Hi @Abhirami_Ashok_Kumar ,
What value you need get?
You need get all table

need to get the entire data

Hi @Abhirami_Ashok_Kumar ,

Could you try using the Read PDF Text activity with Preserve Format and check the Output Text, or you could provide us with the Text here, so we can provide you with the appropriate suggestions.

Hi @Abhirami_Ashok_Kumar

Use Read PDF text activity and Apply regex so it will easy or you can share the text format after the read PDF activity

@Abhirami_Ashok_Kumar Follow these steps-

  1. Read PDF with Read PDF Text activity with preserve formatting True.
  2. Get your Table Data by regex into regex collection.
  3. Iterate for each records in Regex collection and do split with multiple spaces to get each values
  4. Store your data in preferred data type.

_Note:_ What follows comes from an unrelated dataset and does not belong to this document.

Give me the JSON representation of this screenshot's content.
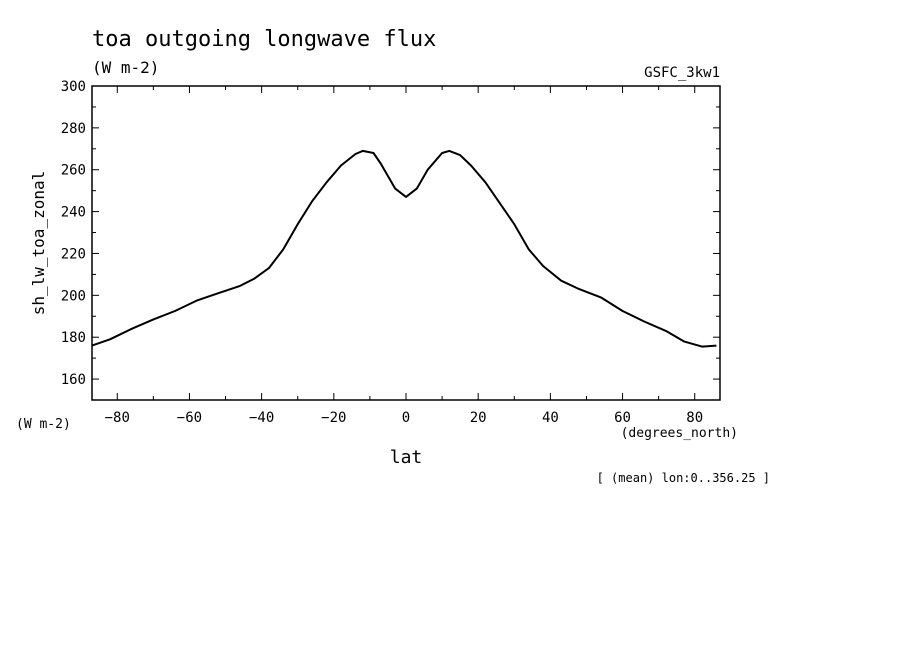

You can use this regex to get all the lines-

==> \d{1,}\s{1,}\w{1,}-\w{1,}\s{1,}\w{1,}\s{1,}\d{1,}\s{1,}\d{1,}(.*)\d

Let me know if you any further issues.


You want to get table in pdf then write table to excel
that’s right?
You can read pdf with ocr, generate data table,
write data to excel
Can you share your file?
I will test it

Hi @Abhirami_Ashok_Kumar

=> Use Assign activity and give the below expression.

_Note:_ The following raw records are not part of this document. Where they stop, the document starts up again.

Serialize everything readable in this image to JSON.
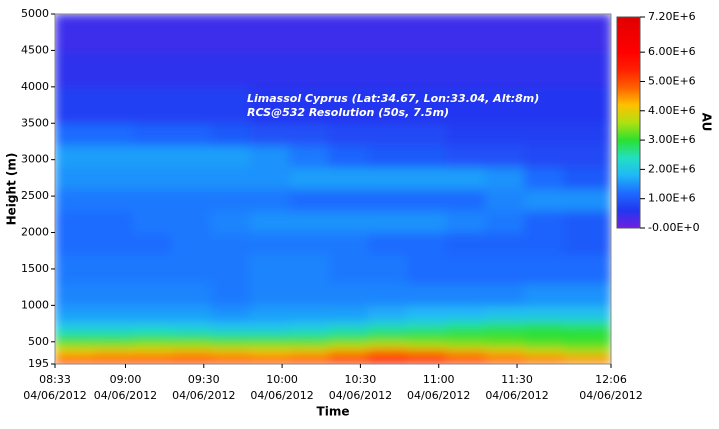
{
  "chart_data": {
    "type": "heatmap",
    "annotation": [
      "Limassol Cyprus (Lat:34.67, Lon:33.04, Alt:8m)",
      "RCS@532 Resolution (50s, 7.5m)"
    ],
    "xlabel": "Time",
    "ylabel": "Height (m)",
    "colorbar_label": "AU",
    "xlim": [
      513,
      726
    ],
    "xticks": [
      {
        "value": 513,
        "label": "08:33",
        "date": "04/06/2012"
      },
      {
        "value": 540,
        "label": "09:00",
        "date": "04/06/2012"
      },
      {
        "value": 570,
        "label": "09:30",
        "date": "04/06/2012"
      },
      {
        "value": 600,
        "label": "10:00",
        "date": "04/06/2012"
      },
      {
        "value": 630,
        "label": "10:30",
        "date": "04/06/2012"
      },
      {
        "value": 660,
        "label": "11:00",
        "date": "04/06/2012"
      },
      {
        "value": 690,
        "label": "11:30",
        "date": "04/06/2012"
      },
      {
        "value": 726,
        "label": "12:06",
        "date": "04/06/2012"
      }
    ],
    "ylim": [
      195,
      5000
    ],
    "yticks": [
      195,
      500,
      1000,
      1500,
      2000,
      2500,
      3000,
      3500,
      4000,
      4500,
      5000
    ],
    "zlim": [
      0,
      7200000
    ],
    "zticks": [
      {
        "value": 0,
        "label": "-0.00E+0"
      },
      {
        "value": 1000000,
        "label": "1.00E+6"
      },
      {
        "value": 2000000,
        "label": "2.00E+6"
      },
      {
        "value": 3000000,
        "label": "3.00E+6"
      },
      {
        "value": 4000000,
        "label": "4.00E+6"
      },
      {
        "value": 5000000,
        "label": "5.00E+6"
      },
      {
        "value": 6000000,
        "label": "6.00E+6"
      },
      {
        "value": 7200000,
        "label": "7.20E+6"
      }
    ],
    "colors": [
      "#7020e0",
      "#2236f0",
      "#1d6cff",
      "#20b8f8",
      "#22e0c0",
      "#2ce030",
      "#b0e010",
      "#ffc000",
      "#ff6000",
      "#ff2000",
      "#ff0000",
      "#f00000",
      "#e00000"
    ],
    "x_edges": [
      513,
      528,
      543,
      558,
      573,
      588,
      603,
      618,
      633,
      648,
      663,
      678,
      693,
      708,
      726
    ],
    "y_edges": [
      195,
      300,
      400,
      500,
      600,
      700,
      800,
      1000,
      1300,
      1700,
      2000,
      2300,
      2600,
      2900,
      3200,
      3500,
      4000,
      4500,
      5000
    ],
    "z": [
      [
        5200000.0,
        5200000.0,
        5300000.0,
        5300000.0,
        5200000.0,
        5200000.0,
        5300000.0,
        5400000.0,
        5600000.0,
        5500000.0,
        5300000.0,
        5000000.0,
        4800000.0,
        4600000.0
      ],
      [
        4200000.0,
        4300000.0,
        4300000.0,
        4400000.0,
        4300000.0,
        4200000.0,
        4300000.0,
        4600000.0,
        5000000.0,
        4800000.0,
        4500000.0,
        4300000.0,
        4000000.0,
        3800000.0
      ],
      [
        3400000.0,
        3400000.0,
        3500000.0,
        3500000.0,
        3400000.0,
        3400000.0,
        3400000.0,
        3600000.0,
        3800000.0,
        3600000.0,
        3500000.0,
        3400000.0,
        3300000.0,
        3200000.0
      ],
      [
        2900000.0,
        2900000.0,
        3000000.0,
        3000000.0,
        2900000.0,
        2900000.0,
        2900000.0,
        3000000.0,
        3100000.0,
        3100000.0,
        3100000.0,
        3100000.0,
        3000000.0,
        3000000.0
      ],
      [
        2300000.0,
        2300000.0,
        2400000.0,
        2300000.0,
        2200000.0,
        2200000.0,
        2300000.0,
        2500000.0,
        2700000.0,
        2800000.0,
        2900000.0,
        3000000.0,
        3000000.0,
        3000000.0
      ],
      [
        1900000.0,
        1900000.0,
        1900000.0,
        1900000.0,
        1800000.0,
        1800000.0,
        1900000.0,
        2000000.0,
        2200000.0,
        2300000.0,
        2500000.0,
        2600000.0,
        2700000.0,
        2600000.0
      ],
      [
        1600000.0,
        1600000.0,
        1600000.0,
        1600000.0,
        1500000.0,
        1600000.0,
        1600000.0,
        1600000.0,
        1700000.0,
        1800000.0,
        1800000.0,
        1900000.0,
        1900000.0,
        1900000.0
      ],
      [
        1400000.0,
        1400000.0,
        1400000.0,
        1400000.0,
        1300000.0,
        1400000.0,
        1400000.0,
        1400000.0,
        1400000.0,
        1400000.0,
        1400000.0,
        1400000.0,
        1500000.0,
        1500000.0
      ],
      [
        1300000.0,
        1300000.0,
        1300000.0,
        1300000.0,
        1300000.0,
        1400000.0,
        1400000.0,
        1300000.0,
        1300000.0,
        1200000.0,
        1200000.0,
        1200000.0,
        1200000.0,
        1200000.0
      ],
      [
        1200000.0,
        1200000.0,
        1200000.0,
        1300000.0,
        1300000.0,
        1300000.0,
        1300000.0,
        1300000.0,
        1200000.0,
        1200000.0,
        1100000.0,
        1100000.0,
        1100000.0,
        1000000.0
      ],
      [
        1200000.0,
        1200000.0,
        1300000.0,
        1300000.0,
        1400000.0,
        1500000.0,
        1500000.0,
        1500000.0,
        1500000.0,
        1500000.0,
        1400000.0,
        1300000.0,
        1100000.0,
        1000000.0
      ],
      [
        1300000.0,
        1300000.0,
        1300000.0,
        1300000.0,
        1300000.0,
        1300000.0,
        1200000.0,
        1200000.0,
        1200000.0,
        1200000.0,
        1200000.0,
        1400000.0,
        1500000.0,
        1500000.0
      ],
      [
        1500000.0,
        1500000.0,
        1500000.0,
        1500000.0,
        1500000.0,
        1500000.0,
        1600000.0,
        1600000.0,
        1600000.0,
        1600000.0,
        1600000.0,
        1500000.0,
        1200000.0,
        1000000.0
      ],
      [
        1600000.0,
        1600000.0,
        1600000.0,
        1600000.0,
        1600000.0,
        1500000.0,
        1300000.0,
        1100000.0,
        1000000.0,
        1000000.0,
        900000.0,
        900000.0,
        800000.0,
        800000.0
      ],
      [
        1200000.0,
        1200000.0,
        1100000.0,
        1100000.0,
        1000000.0,
        900000.0,
        900000.0,
        800000.0,
        800000.0,
        800000.0,
        700000.0,
        700000.0,
        700000.0,
        700000.0
      ],
      [
        700000.0,
        700000.0,
        700000.0,
        700000.0,
        700000.0,
        600000.0,
        600000.0,
        600000.0,
        600000.0,
        600000.0,
        600000.0,
        600000.0,
        600000.0,
        600000.0
      ],
      [
        500000.0,
        500000.0,
        500000.0,
        500000.0,
        500000.0,
        500000.0,
        500000.0,
        500000.0,
        500000.0,
        500000.0,
        500000.0,
        500000.0,
        500000.0,
        500000.0
      ],
      [
        400000.0,
        400000.0,
        400000.0,
        400000.0,
        400000.0,
        400000.0,
        400000.0,
        400000.0,
        400000.0,
        400000.0,
        400000.0,
        400000.0,
        400000.0,
        400000.0
      ]
    ]
  }
}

Matches= System.Text.RegularExpressions.Regex.Matches(strvar,"(\d+)\s+(\S+)\s+([A-Za-z]+)\s+(\d+)\s+([\d.]+)").ToString

Note= Matches is of Data type IEnumerable(System.Text.RegularExpressions.Match)
=> Use For Each loop to iterate through Matches
=> Use Assign activity to store the value in the variable as below.

   Assign: SLNO = match(0).ToString
   Assign: NAME = match(1).ToString
   Assign: Description = match(2).ToString
   Assign: Quantity = match(3).ToString
   Assign: Cost = match(4).ToString

=> Print the values using Log message or Message Box.